Innogy reported its H1 2017 results this morning, revealing that its earnings before interest, tax, depreciation and amortisation (EBITDA) had risen 2% year-on-year to €2.4 billion.
The company said its main driver of growth was its grid operations business, active in Germany and Eastern Europe, which saw EBIT climb 19% to €1,094 million.
Its renewable energy generation division saw its EBIT contract to €179 million on the back of below average wind speeds and hydro generation, but innogy said its retail outfit was of graver concern.
Claiming that the situation in the UK retail power market remained “very tense”, Npower saw its revenues decline by around €97 million year-on-year. To this end Innogy said it would have to chase efficiencies to offset that performance.
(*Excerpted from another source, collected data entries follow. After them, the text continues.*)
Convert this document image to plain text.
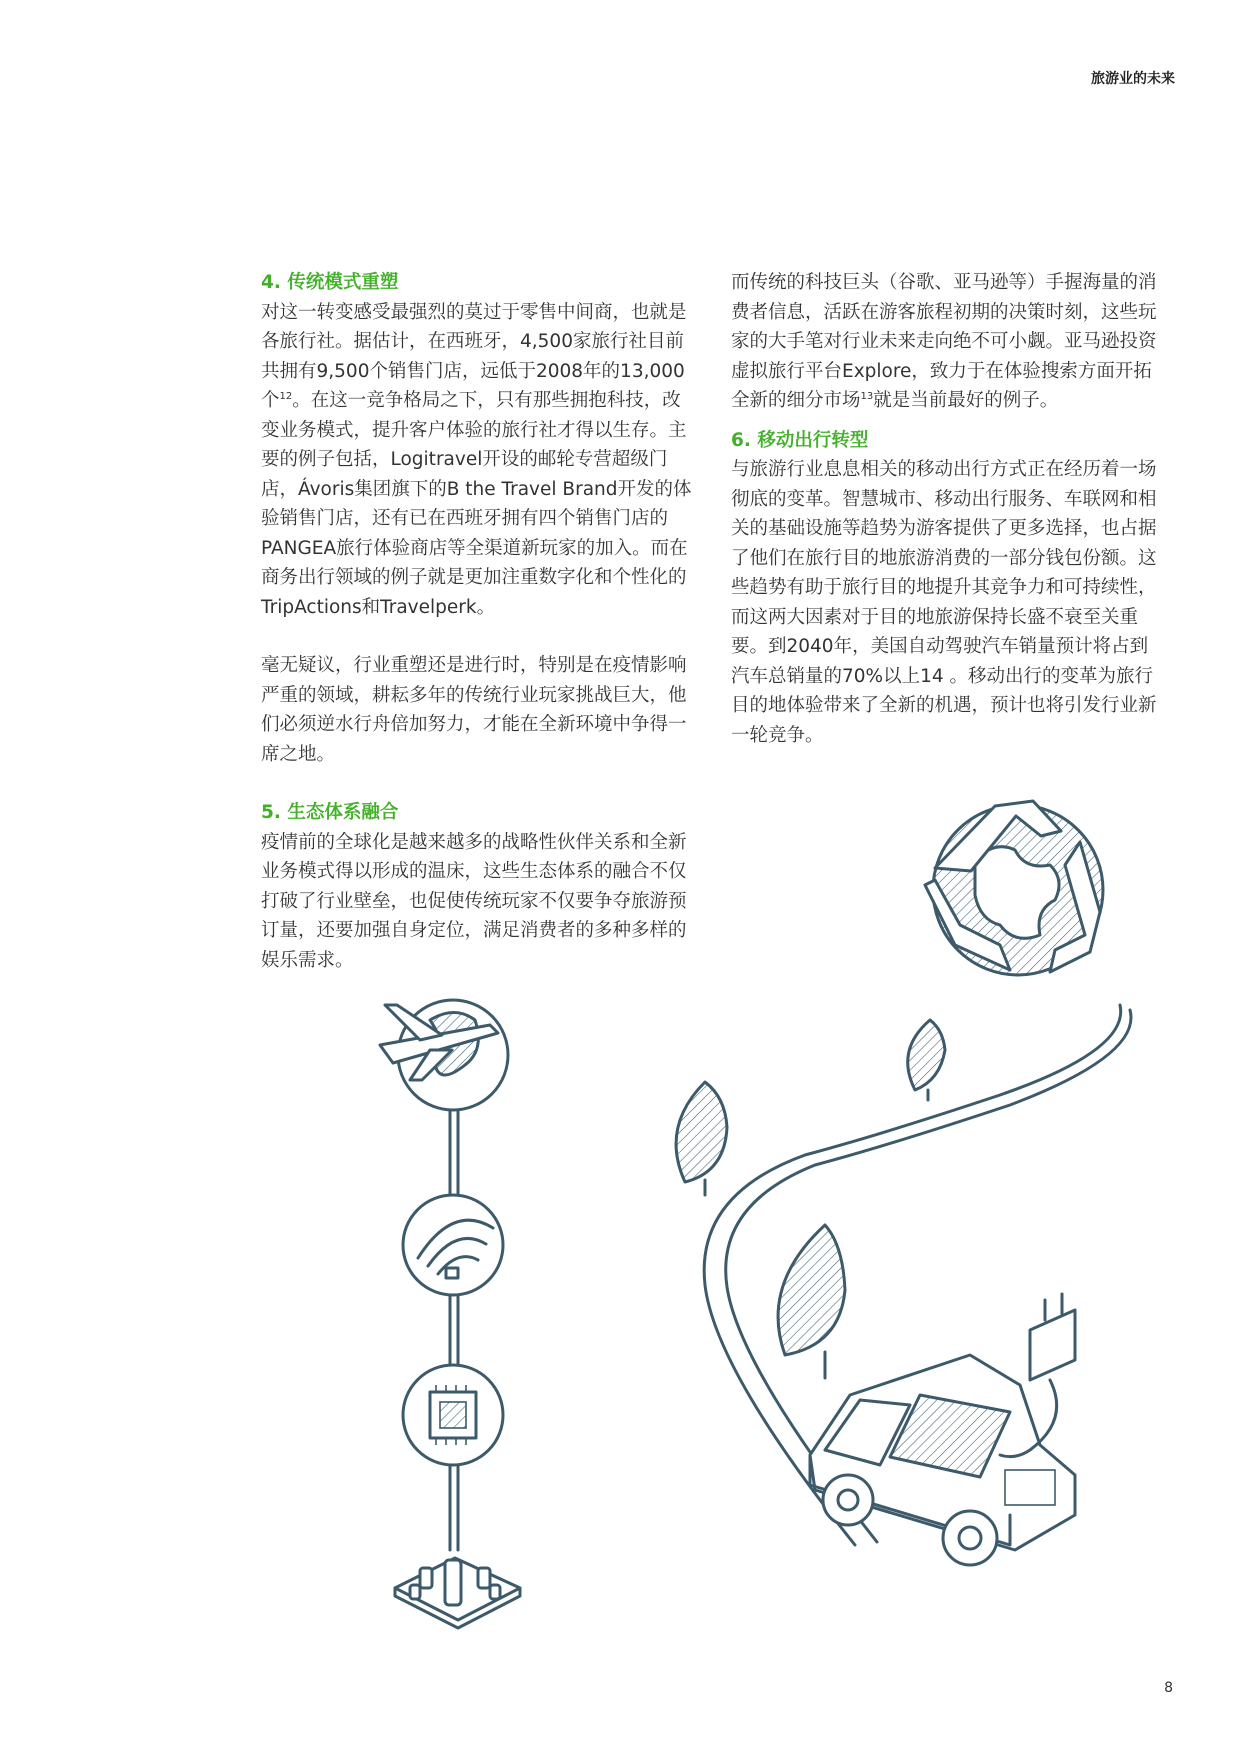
旅游业的未来
4. 传统模式重塑

对这一转变感受最强烈的莫过于零售中间商，也就是各旅行社。据估计，在西班牙，4,500家旅行社目前共拥有9,500个销售门店，远低于2008年的13,000个$^{12}$。在这一竞争格局之下，只有那些拥抱科技，改变业务模式，提升客户体验的旅行社才得以生存。主要的例子包括，Logitravel开设的邮轮专营超级门店，Ávoris集团旗下的B the Travel Brand开发的体验销售门店，还有已在西班牙拥有四个销售门店的PANGEA旅行体验商店等全渠道新玩家的加入。而在商务出行领域的例子就是更加注重数字化和个性化的TripActions和Travelperk。

毫无疑议，行业重塑还是进行时，特别是在疫情影响严重的领域，耕耘多年的传统行业玩家挑战巨大，他们必须逆水行舟倍加努力，才能在全新环境中争得一席之地。

5. 生态体系融合

疫情前的全球化是越来越多的战略性伙伴关系和全新业务模式得以形成的温床，这些生态体系的融合不仅打破了行业壁垒，也促使传统玩家不仅要争夺旅游预订量，还要加强自身定位，满足消费者的多种多样的娱乐需求。

而传统的科技巨头（谷歌、亚马逊等）手握海量的消费者信息，活跃在游客旅程初期的决策时刻，这些玩家的大手笔对行业未来走向绝不可小觑。亚马逊投资虚拟旅行平台Explore，致力于在体验搜索方面开拓全新的细分市场$^{13}$就是当前最好的例子。

6. 移动出行转型

与旅游行业息息相关的移动出行方式正在经历着一场彻底的变革。智慧城市、移动出行服务、车联网和相关的基础设施等趋势为游客提供了更多选择，也占据了他们在旅行目的地旅游消费的一部分钱包份额。这些趋势有助于旅行目的地提升其竞争力和可持续性，而这两大因素对于目的地旅游保持长盛不衰至关重要。到2040年，美国自动驾驶汽车销量预计将占到汽车总销量的70%以上14 。移动出行的变革为旅行目的地体验带来了全新的机遇，预计也将引发行业新一轮竞争。

8
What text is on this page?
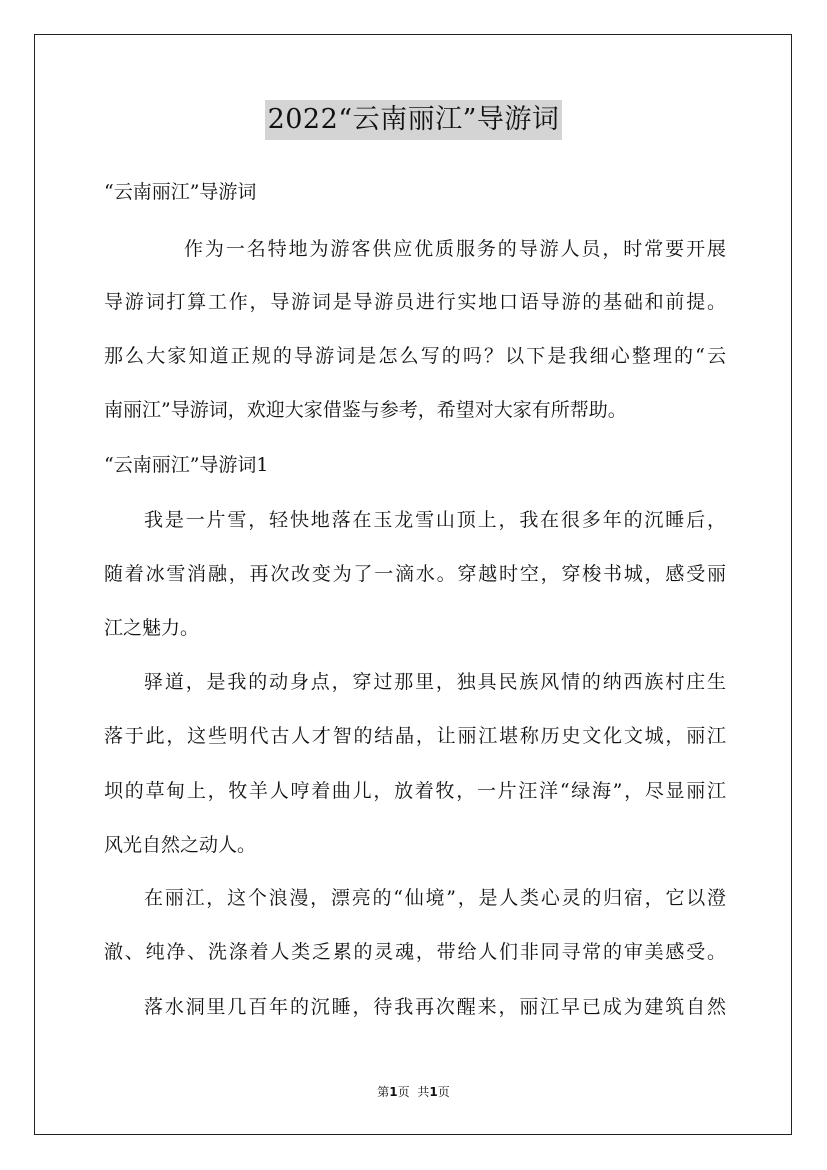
2022“云南丽江”导游词
“云南丽江”导游词
作为一名特地为游客供应优质服务的导游人员，时常要开展
导游词打算工作，导游词是导游员进行实地口语导游的基础和前提。
那么大家知道正规的导游词是怎么写的吗？以下是我细心整理的“云
南丽江”导游词，欢迎大家借鉴与参考，希望对大家有所帮助。
“云南丽江”导游词1
我是一片雪，轻快地落在玉龙雪山顶上，我在很多年的沉睡后，
随着冰雪消融，再次改变为了一滴水。穿越时空，穿梭书城，感受丽
江之魅力。
驿道，是我的动身点，穿过那里，独具民族风情的纳西族村庄生
落于此，这些明代古人才智的结晶，让丽江堪称历史文化文城，丽江
坝的草甸上，牧羊人哼着曲儿，放着牧，一片汪洋“绿海”，尽显丽江
风光自然之动人。
在丽江，这个浪漫，漂亮的“仙境”，是人类心灵的归宿，它以澄
澈、纯净、洗涤着人类乏累的灵魂，带给人们非同寻常的审美感受。
落水洞里几百年的沉睡，待我再次醒来，丽江早已成为建筑自然
第1页 共1页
However Peter Terium, chief executive at innogy, paid testament to its other business units and said it was aligning its businesses to the “demands of the energy world of the future”.
“We are tapping into new markets in the area of electricity generation from renewables, with a particular focus on North America.
“Since the beginning of the year, we have been putting all our efforts into solar and storage technologies via our new acquisition, Belectric. In short, we are driving the energy transition forward,” he said.
Innogy’s investment in these areas is up year-on-year and follows its purchase of Belectric, which Terium praised as a “perfect fit” within its new strategy. Today Innogy revealed the buy had cost it €74 million up front with a further €7 million in conditional payments included in the agreement. It has also taken on the 550 staff on Belectric’s payroll as it looks to bolster its presence in solar and battery development throughout Europe.
Other developments within Innogy’s decentralised power ambitions included further progress on its Internet of Things platform work with Kiwigrid, in which it owns a stake, and considerable growth in its e-mobility and electric vehicle infrastructure outfits, particular in North America.
Bernhard Günther, CFO at innogy, said it was the company’s aim to be “trailblazer”.
“We are laying the cornerstone for this today: by investing in infrastructure in order to make our networks more intelligent and robust to meet the rising demands of an increasingly decentralised energy generation landscape,” he said.
Innogy’s performance follows just a few days after a trading update from its compatriot rival E.On making much of the same noises. Earlier this week E.On revealed that its new clean energy-focused strategy had performed so well it was allowing the firm to plough yet more money into it.